Lamentable avatar du frétillant Poll, le second perroquet, piètrement éduqué par un « marin bègue », serait bien en peine de parler ou d’exprimer quoi que ce soit : « Tu regardes l’œil rond sous le pollen gâté de la paupière ; tu regardes le deuxième cercle comme un anneau de sève morte. Et la plume malade trempe dans l’eau de fiente ».

Le parasol de chèvre connaît la même misère. Le voici relégué au grenier, « dans l’odeur grise de poussière  ». L’hypallage, dans cette formule, permet à Saint-John Perse de souligner la saleté et l’abandon des lieux. Aussi bien, dans la ville, point de soleil, mais, dans un espace domestique confiné, éclairé par «  l’astre précaire de la lampe ». Pont de chaleur non plus, mais une cheminée fumante, évoquée dans le septième poème, « L’arc » :

- Mais un craquement fissure l’ombre chantante : c’est ton arc, à son clou, qui éclate. Et il s’ouvre tout au long de sa fibre secrète, comme la gousse morte aux mains de l’arbre guerrier.

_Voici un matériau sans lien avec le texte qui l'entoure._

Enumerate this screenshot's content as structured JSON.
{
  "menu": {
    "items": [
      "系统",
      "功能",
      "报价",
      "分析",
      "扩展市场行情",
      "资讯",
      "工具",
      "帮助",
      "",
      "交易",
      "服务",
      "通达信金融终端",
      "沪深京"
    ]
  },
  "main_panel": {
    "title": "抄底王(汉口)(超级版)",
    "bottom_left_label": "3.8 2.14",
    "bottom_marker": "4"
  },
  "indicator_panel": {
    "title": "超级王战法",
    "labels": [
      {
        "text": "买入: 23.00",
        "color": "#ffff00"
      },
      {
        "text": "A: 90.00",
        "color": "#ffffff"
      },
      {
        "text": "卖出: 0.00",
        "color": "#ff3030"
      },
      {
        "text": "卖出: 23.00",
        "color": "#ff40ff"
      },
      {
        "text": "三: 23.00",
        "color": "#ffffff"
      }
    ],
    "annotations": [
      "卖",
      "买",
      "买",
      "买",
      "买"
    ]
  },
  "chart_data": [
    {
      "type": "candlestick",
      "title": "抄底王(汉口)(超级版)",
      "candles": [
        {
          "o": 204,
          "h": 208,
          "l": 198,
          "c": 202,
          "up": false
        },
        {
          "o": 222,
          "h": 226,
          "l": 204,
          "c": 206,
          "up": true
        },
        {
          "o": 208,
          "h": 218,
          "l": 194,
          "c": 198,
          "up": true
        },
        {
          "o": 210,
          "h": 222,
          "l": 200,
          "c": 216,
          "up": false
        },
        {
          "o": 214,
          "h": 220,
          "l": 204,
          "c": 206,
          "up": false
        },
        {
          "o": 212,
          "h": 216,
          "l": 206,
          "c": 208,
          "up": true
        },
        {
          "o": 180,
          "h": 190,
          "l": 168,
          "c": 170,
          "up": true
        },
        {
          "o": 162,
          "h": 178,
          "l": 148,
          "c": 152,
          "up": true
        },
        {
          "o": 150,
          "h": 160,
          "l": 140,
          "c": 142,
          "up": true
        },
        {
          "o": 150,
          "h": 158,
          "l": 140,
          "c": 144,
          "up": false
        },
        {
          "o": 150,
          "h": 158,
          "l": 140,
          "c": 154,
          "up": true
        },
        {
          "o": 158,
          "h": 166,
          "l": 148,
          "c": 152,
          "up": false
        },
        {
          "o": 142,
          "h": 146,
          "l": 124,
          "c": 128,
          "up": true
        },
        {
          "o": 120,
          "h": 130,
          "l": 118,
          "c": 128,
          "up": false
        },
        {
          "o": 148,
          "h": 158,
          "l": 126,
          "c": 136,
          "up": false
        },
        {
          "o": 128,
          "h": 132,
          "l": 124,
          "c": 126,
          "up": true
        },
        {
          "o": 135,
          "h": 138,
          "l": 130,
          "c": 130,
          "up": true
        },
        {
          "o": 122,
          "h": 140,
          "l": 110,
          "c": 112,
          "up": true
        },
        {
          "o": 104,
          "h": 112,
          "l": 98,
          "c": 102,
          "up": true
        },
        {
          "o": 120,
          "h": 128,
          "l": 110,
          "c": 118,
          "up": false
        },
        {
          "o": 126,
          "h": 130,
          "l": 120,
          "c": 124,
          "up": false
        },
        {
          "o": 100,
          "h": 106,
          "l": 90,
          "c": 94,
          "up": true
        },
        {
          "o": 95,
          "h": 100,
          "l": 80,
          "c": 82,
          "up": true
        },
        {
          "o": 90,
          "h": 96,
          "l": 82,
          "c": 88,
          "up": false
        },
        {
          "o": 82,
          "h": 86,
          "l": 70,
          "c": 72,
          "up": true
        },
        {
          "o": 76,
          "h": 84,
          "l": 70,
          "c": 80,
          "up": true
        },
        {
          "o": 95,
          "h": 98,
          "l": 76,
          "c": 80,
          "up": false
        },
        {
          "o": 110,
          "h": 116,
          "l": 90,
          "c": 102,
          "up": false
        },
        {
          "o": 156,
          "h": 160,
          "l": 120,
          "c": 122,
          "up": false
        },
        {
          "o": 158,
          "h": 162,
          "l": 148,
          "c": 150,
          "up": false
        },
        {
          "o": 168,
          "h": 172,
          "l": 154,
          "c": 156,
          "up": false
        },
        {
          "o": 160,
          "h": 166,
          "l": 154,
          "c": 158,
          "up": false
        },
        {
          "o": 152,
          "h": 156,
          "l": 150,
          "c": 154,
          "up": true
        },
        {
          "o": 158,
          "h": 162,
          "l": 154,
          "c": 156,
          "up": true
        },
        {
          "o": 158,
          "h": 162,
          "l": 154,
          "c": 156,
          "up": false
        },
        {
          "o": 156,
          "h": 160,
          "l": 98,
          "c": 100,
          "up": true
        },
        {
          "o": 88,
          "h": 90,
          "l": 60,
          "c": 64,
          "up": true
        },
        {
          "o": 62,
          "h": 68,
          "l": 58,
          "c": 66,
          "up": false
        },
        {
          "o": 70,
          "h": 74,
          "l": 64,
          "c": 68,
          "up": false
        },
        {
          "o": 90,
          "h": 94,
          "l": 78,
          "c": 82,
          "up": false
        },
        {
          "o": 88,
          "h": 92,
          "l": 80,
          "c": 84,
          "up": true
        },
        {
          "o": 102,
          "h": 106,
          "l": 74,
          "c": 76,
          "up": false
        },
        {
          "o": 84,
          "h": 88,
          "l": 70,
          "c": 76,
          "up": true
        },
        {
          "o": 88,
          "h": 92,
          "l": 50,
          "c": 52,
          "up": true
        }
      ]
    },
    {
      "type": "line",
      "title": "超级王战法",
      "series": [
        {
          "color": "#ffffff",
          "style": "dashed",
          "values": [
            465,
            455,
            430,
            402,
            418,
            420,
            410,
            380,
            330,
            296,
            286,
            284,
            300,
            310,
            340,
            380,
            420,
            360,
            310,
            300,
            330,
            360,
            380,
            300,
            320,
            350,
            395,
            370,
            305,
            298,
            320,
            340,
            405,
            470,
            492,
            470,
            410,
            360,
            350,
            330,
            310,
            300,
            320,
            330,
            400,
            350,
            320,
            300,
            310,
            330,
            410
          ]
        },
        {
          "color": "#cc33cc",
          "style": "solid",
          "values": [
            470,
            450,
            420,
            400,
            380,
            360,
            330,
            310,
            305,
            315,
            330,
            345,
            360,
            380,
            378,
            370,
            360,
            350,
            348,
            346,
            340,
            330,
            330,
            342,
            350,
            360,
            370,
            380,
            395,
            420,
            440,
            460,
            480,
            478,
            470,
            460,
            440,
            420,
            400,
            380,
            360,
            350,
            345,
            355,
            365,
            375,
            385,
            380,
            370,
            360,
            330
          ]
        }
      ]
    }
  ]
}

C’est donc bien une anti-Robinsonnade qu’écrit Saint-John Perse. Ce qui était aventure et création chez Defoe devient sous sa plume mésaventure et perdition. Le poème intitulé « La graine » en est la preuve flagrante. Les lecteurs de Defoe se souviennent de l’épisode de la germination quasi miraculeuse relatée par Robinson dans son journal : le naufragé, ayant besoin d’un sac qui avait contenu du grain, et n’y voyant plus que de la balle et de la poussière, le secoue pour le vider complètement : quel n’est pas son étonnement quand, un mois plus tard, il aperçoit des tiges vertes qui sortent de terre, et y reconnaît de l’orge et du riz. Le Robinson de Saint-John Perse n’a pas cette chance. Essayant de réitérer l’expérience, il échoue tristement : «  La Graine./ Dans un pot tu l’as enfouie, la graine pourpre demeurée à ton habit de chèvre./Elle n’a point germé ».
Plus d’activation nouvelle possible, plus de souvenir, et plus d’avenir. Tel est le terrible constat que corrobore le dernier poème, « Le livre ». Robinson y adresse une prière au Père Éternel, laquelle sonne comme un « Pourquoi m’as-tu abandonné ? » : « Ne me laisserez-vous que cette confusion du soir – après que vous m’ayez, un si long jour, nourri du sel de votre solitude ? » Crusoé, l’homme à la Croix, que seule la Bible délivre du poids d’une existence déchue :

Alors, ouvrant le Livre,
Tu promenais un doigt usé entre les prophéties, puis, le regard fixé au large, tu attendais l’instant du départ, le lever du grand vent qui te descellerait d’un coup […]

De la lecture comme principe dynamique, source où s’abreuver, où retrouver énergie et élan. Si le Livre permet la restauration de l’être, la poésie aussi – et Saint-John Perse n’aura, de poème en poème, de recueil en recueil, de cesse ensuite d’y travailler. Ainsi, il écrit à Jacques Rivière, dans une lettre datée du 30 avril 1911 : « Il n’y a qu’un seul jour dans l’année, qu’une année dans la vie, et cette unique, terrible affaire d’être : une affaire, toujours, que je veux bien aimer ».